Selon Me Groleau, la base qui justifie ce renversement de la charge de la preuve n’est pas tant la foi sincère, mais le droit parental et la liberté de conscience. Me Groleau a fait savoir qu’à titre personnel, s’il avait des enfants, il n’aurait pas d’objections à ce qu’ils suivent ce cours. Toutefois, pour l’ACLC une exemption devrait être accordée aux parents que ce soit en vertu de l’article 222 en reliant le préjudice grave à l’atteinte à la liberté de conscience ou de religion ou directement en vertu de la Charte. Il a relié le droit à l'exemption à la notion d'accommodement.

Alliance évangélique du Canada et Christian Legal Fellowship

A suivi Albertos Polizogopoulos de l’Alliance évangélique du Canada qui a essayé de suivre son mémoire avant d’être interrompu, comme l’avocat suivant, Robert E. Reynolds de la Christian Legal Fellowship, par les juges Abella et Deschamps qui voulaient savoir ce qu’ils reprochaient au programme ECR alors que ces avocats voulaient se concentrer sur d’autres aspects.

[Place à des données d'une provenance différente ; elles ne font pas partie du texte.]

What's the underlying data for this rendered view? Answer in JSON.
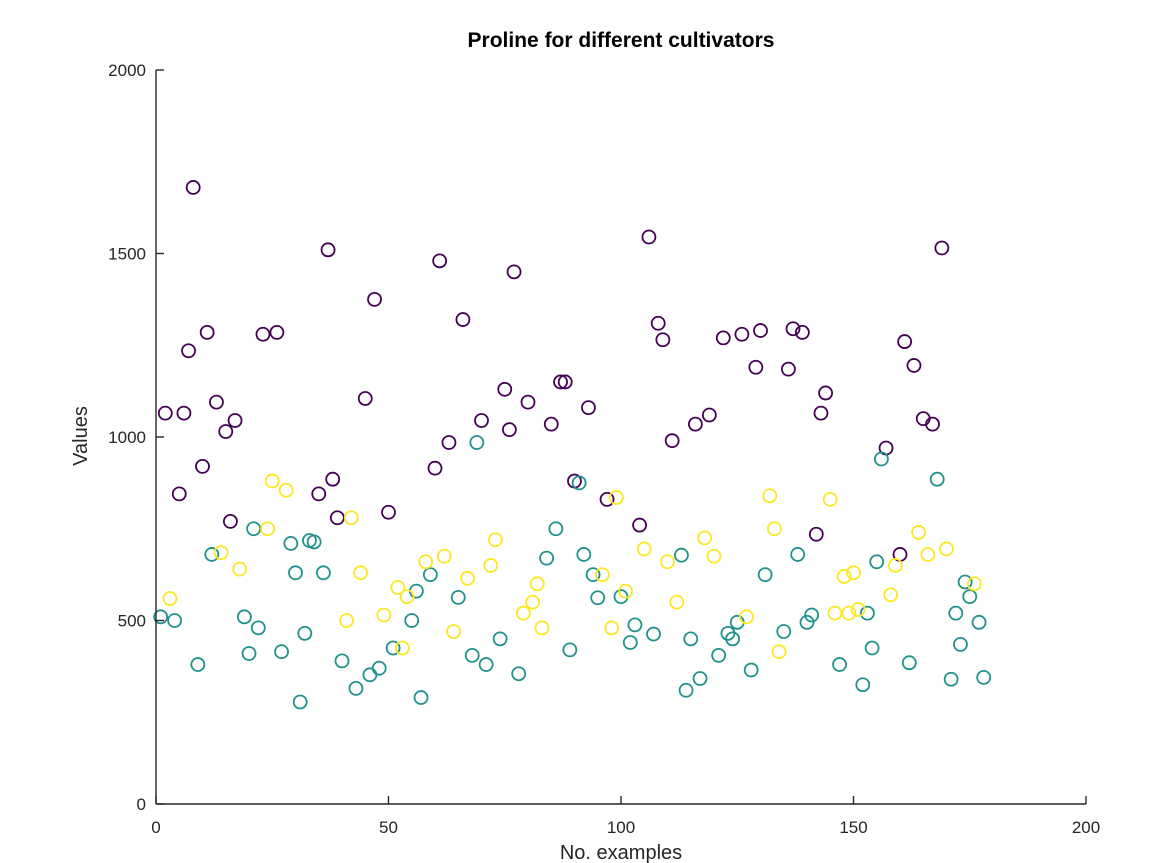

Me Polizogopoulos a fait référence à l'article premier de la Charte canadienne qui stipule que les droits et libertés qui y sont énoncés ne peuvent être restreints que par une règle de droit, dans des limites qui soient raisonnables et dont la justification puisse se démontrer dans le cadre d'une société libre et démocratique. Il a ensuite exposé qu'ECR, au nom de la tolérance, nie les différences et en cela attaque les religions en leur centre, c'est-à-dire leurs croyances, car toutes les religions ont des croyances exclusives. Il a reproché au programme d'exiger que l'enfant accepte toutes les religions comme étant égales l'une de l'autre au lieu de promouvoir le droit des autres religions à leurs propres croyances, différentes de celles de la religion de l'enfant. Il a terminé son exposé en affirmant que la tolérance envers les autres religions était déjà un fait au Canada, sans ce programme.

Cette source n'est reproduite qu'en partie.